Want to share your story with the FFF audience? Email me at formulafeeders@gmail.com.

Guest Post: I Am Not a Cow

I’m thrilled to share this post with you, from my friend Andrea Nord. Andrea is the chairperson for the non-profit organization “Bottle Feeding in Sweden” and is an admin for a Swedish Facebook group like the FFF private group, which can’t be an easy job, considering the infant feeding attitudes of that country. She’s one of the most astute, brave, and seriously awesome women I’ve had the pleasure of getting to know in this crazy sort of advocacy I’m in, and I’m glad I get to share her brilliance with you via this post (which she graciously translated into English for us). The post originally appeared on Petra Jankov Picha’s bottle feeding blog “Att Flaskmata”.

About twenty km east of Lund, in the southernmost part of Sweden, is a large natural area called Revingehed. The Swedish military uses this area for short periods for their exercises and sometimes you can hear the sounds of gunfire in the village of Veberöd where I live. But for the most part, the area is a quiet and peaceful place where hundreds of cows graze freely to keep the grass short and the grounds open. Sometimes we take a drive there for a near-cow-experience, as my kids call it. If you are lucky you may see cows on the road just when you are driving by. It’s a really lovely experience that I heartily recommend, especially now when the calves are small.

When you think of cows you might think of beautiful black and white Holsteins wandering back to the barn after a long day of grazing in the meadows. All the cows are the same, it’s just the patterns on their coats that are different. Otherwise, they all have the same needs, they all want the same things and they all do the same things all day long. There are no cows with any special needs or aspirations, except of course the famous fictional cow Mamma Moo from the Swedish children’s books with the same name, the cow who was not satisfied with just grazing and chewing.
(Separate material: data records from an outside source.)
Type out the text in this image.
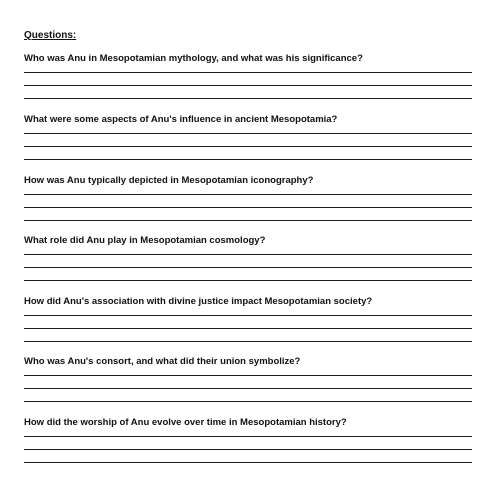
Questions:
Who was Anu in Mesopotamian mythology, and what was his significance?
What were some aspects of Anu's influence in ancient Mesopotamia?
How was Anu typically depicted in Mesopotamian iconography?
What role did Anu play in Mesopotamian cosmology?
How did Anu's association with divine justice impact Mesopotamian society?
Who was Anu's consort, and what did their union symbolize?
How did the worship of Anu evolve over time in Mesopotamian history?
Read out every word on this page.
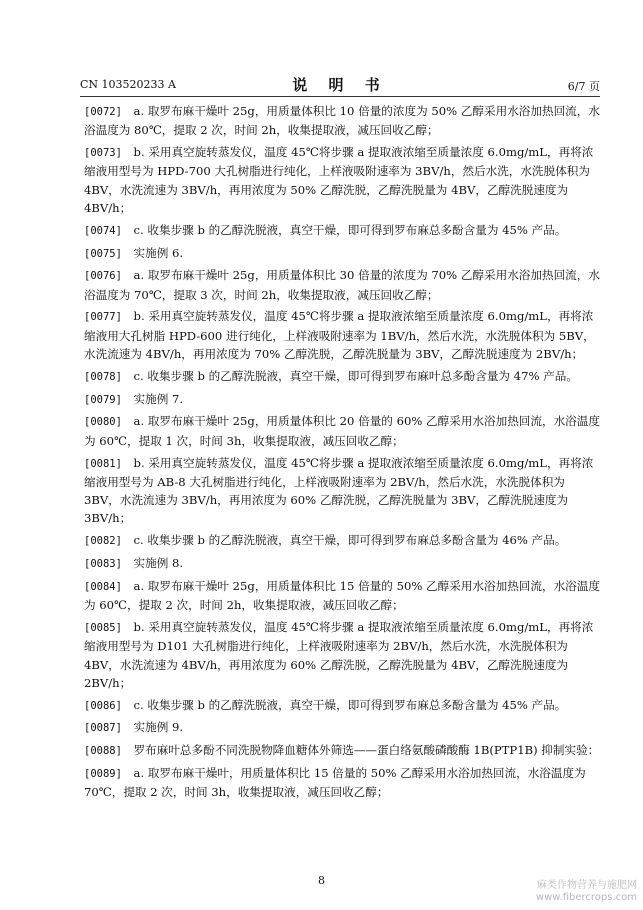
CN 103520233 A	说 明 书	6/7 页

[0072]  a. 取罗布麻干燥叶 25g，用质量体积比 10 倍量的浓度为 50% 乙醇采用水浴加热回流，水浴温度为 80℃，提取 2 次，时间 2h，收集提取液，减压回收乙醇；

[0073]  b. 采用真空旋转蒸发仪，温度 45℃将步骤 a 提取液浓缩至质量浓度 6.0mg/mL，再将浓缩液用型号为 HPD-700 大孔树脂进行纯化，上样液吸附速率为 3BV/h，然后水洗，水洗脱体积为 4BV，水洗流速为 3BV/h，再用浓度为 50% 乙醇洗脱，乙醇洗脱量为 4BV，乙醇洗脱速度为 4BV/h；

[0074]  c. 收集步骤 b 的乙醇洗脱液，真空干燥，即可得到罗布麻总多酚含量为 45% 产品。

[0075]  实施例 6.

[0076]  a. 取罗布麻干燥叶 25g，用质量体积比 30 倍量的浓度为 70% 乙醇采用水浴加热回流，水浴温度为 70℃，提取 3 次，时间 2h，收集提取液，减压回收乙醇；

[0077]  b. 采用真空旋转蒸发仪，温度 45℃将步骤 a 提取液浓缩至质量浓度 6.0mg/mL，再将浓缩液用大孔树脂 HPD-600 进行纯化，上样液吸附速率为 1BV/h，然后水洗，水洗脱体积为 5BV，水洗流速为 4BV/h，再用浓度为 70% 乙醇洗脱，乙醇洗脱量为 3BV，乙醇洗脱速度为 2BV/h；

[0078]  c. 收集步骤 b 的乙醇洗脱液，真空干燥，即可得到罗布麻叶总多酚含量为 47% 产品。

[0079]  实施例 7.

[0080]  a. 取罗布麻干燥叶 25g，用质量体积比 20 倍量的 60% 乙醇采用水浴加热回流，水浴温度为 60℃，提取 1 次，时间 3h，收集提取液，减压回收乙醇；

[0081]  b. 采用真空旋转蒸发仪，温度 45℃将步骤 a 提取液浓缩至质量浓度 6.0mg/mL，再将浓缩液用型号为 AB-8 大孔树脂进行纯化，上样液吸附速率为 2BV/h，然后水洗，水洗脱体积为 3BV，水洗流速为 3BV/h，再用浓度为 60% 乙醇洗脱，乙醇洗脱量为 3BV，乙醇洗脱速度为 3BV/h；

[0082]  c. 收集步骤 b 的乙醇洗脱液，真空干燥，即可得到罗布麻总多酚含量为 46% 产品。

[0083]  实施例 8.

[0084]  a. 取罗布麻干燥叶 25g，用质量体积比 15 倍量的 50% 乙醇采用水浴加热回流，水浴温度为 60℃，提取 2 次，时间 2h，收集提取液，减压回收乙醇；

[0085]  b. 采用真空旋转蒸发仪，温度 45℃将步骤 a 提取液浓缩至质量浓度 6.0mg/mL，再将浓缩液用型号为 D101 大孔树脂进行纯化，上样液吸附速率为 2BV/h，然后水洗，水洗脱体积为 4BV，水洗流速为 4BV/h，再用浓度为 60% 乙醇洗脱，乙醇洗脱量为 4BV，乙醇洗脱速度为 2BV/h；

[0086]  c. 收集步骤 b 的乙醇洗脱液，真空干燥，即可得到罗布麻总多酚含量为 45% 产品。

[0087]  实施例 9.

[0088]  罗布麻叶总多酚不同洗脱物降血糖体外筛选——蛋白络氨酸磷酸酶 1B(PTP1B) 抑制实验：

[0089]  a. 取罗布麻干燥叶，用质量体积比 15 倍量的 50% 乙醇采用水浴加热回流，水浴温度为 70℃，提取 2 次，时间 3h，收集提取液，减压回收乙醇；

8	麻类作物营养与施肥网
www.fibercrops.com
She wanted to do everything that people did, she wanted to swing and go down a slide, despite her good friend the crow’s desperate attempts to point out to her that she is in fact just a cow, and cows do not behave like humans. Period.

Source: http://9teen87spostcards.blogspot.com/2011/07/mamma-moo-cow-riding-bicycle.html

Source: http://9teen87spostcards.blogspot.com/2011/07/mamma-moo-cow-riding-bicycle.html


Part of what makes Mamma Moo so funny is her inability to comply with expected and “natural” cow behaviour. Mamma Moo is a.. feminist! Imagine that! And then the idea hit me – why does the WHO and our Swedish National Board of Health and Welfare assume that all women in the world are the same, that we all do the same things and want the same things? Why do people think that women don’t have different needs, wants or conditions? Why this astonishment whenever we want to do something different from the expected and “natural”?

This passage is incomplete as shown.